Hoe de toekomst van de zelfstandig ondernemer er in het winkelgebied van de toekomst zal uitzien is natuurlijk een ander verhaal. De tendens dat de toplocaties in de A1-winkelstraten onbereikbaar (lees: te duur, zowel qua huurprijs als qua sleutelgelden) zijn voor zelfstandigen zal nog wel even voortduren. Het lijkt er in ieder geval op dat de A1-winkelgebieden vooralsnog het minst te lijden hebben van de economische crisis; de huurprijzen blijven daar relatief aardig op niveau, onder invloed van onder meer de grote (inter)nationale retailketens (veel mode) en ook brandstores die retailmeters op de A1-locaties wensen. In de aanloopstraten naar het kernwinkelgebied toe echter gebeurt veel meer. Daar ontstaat meer leegstand en dalen de huurniveaus, resulterend in kansen voor zelfstandig ondernemers.
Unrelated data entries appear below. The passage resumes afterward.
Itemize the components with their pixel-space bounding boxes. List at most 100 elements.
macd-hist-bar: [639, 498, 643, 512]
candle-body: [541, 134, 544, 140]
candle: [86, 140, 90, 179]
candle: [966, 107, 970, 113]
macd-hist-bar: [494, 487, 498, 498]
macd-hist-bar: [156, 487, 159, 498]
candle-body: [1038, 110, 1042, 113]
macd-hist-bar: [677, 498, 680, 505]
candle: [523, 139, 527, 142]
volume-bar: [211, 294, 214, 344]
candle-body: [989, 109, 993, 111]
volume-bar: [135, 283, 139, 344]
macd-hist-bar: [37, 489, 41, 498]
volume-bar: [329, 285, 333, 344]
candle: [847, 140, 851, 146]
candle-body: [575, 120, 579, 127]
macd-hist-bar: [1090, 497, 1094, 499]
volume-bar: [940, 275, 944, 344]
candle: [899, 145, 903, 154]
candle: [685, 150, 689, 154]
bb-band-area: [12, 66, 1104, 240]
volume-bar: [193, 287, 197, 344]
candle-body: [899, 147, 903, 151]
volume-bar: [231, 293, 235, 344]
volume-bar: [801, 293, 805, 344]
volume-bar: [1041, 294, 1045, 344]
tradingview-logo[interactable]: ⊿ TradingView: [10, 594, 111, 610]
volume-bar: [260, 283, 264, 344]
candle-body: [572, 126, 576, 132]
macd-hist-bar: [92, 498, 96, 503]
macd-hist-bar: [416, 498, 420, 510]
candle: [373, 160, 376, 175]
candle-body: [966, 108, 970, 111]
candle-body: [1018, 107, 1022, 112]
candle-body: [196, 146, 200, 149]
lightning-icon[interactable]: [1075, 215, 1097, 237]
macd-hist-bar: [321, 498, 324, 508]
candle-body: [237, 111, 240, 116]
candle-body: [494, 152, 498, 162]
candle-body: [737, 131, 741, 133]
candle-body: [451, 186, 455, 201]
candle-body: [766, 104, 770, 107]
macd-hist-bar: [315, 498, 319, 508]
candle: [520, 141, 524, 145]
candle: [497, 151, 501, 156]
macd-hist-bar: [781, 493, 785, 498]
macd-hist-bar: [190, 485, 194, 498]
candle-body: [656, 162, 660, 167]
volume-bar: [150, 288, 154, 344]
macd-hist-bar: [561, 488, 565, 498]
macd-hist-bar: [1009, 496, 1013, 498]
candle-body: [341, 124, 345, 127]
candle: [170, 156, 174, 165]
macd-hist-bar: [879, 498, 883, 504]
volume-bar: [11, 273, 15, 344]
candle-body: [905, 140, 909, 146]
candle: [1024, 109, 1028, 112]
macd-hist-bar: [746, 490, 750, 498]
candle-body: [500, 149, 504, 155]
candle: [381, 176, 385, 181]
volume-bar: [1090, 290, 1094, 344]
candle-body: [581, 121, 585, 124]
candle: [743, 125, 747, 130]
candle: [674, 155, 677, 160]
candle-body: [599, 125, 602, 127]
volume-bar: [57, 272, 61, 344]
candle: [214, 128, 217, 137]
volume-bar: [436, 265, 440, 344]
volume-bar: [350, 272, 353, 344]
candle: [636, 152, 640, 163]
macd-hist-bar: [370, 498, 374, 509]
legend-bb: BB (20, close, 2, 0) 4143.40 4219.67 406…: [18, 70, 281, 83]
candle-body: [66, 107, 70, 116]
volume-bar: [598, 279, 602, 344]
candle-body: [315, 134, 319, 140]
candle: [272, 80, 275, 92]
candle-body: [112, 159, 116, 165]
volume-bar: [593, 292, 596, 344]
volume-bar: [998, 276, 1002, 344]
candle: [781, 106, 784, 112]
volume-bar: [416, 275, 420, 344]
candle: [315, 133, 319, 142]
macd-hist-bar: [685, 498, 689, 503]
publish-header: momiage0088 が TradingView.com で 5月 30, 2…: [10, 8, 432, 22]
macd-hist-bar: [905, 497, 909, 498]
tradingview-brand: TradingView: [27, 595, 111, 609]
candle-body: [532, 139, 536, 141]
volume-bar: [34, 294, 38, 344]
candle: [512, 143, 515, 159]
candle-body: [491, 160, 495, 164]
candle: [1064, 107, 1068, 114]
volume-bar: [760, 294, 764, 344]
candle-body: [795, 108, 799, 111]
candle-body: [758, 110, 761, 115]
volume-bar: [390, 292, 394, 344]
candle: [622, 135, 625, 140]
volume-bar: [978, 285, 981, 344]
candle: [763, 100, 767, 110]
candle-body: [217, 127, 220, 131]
Op deze manier moet een goede mix ontstaan van de bekende ketens en formules en verrassende zelfstandig ondernemers. Steden als Haarlem (de Kleine Houtstraat werd recent tot leukste winkelstraat van Nederland verkozen, en de stad als geheel is meermalen tot beste winkelstad van Nederland verkozen) en ook Amsterdam (met de Negen Straatjes) bewijzen dat het kan. Voorwaarde lijkt echter wel dat de binnenstad, naast een uitgebreid winkelaanbod, ook op andere vlakken toegevoegde waarde moet bieden aan de consument. Horeca, terrassen, architectuur, stedelijk schoon, andere vormen van vermaak en leisure; het complete plaatje moet kloppen.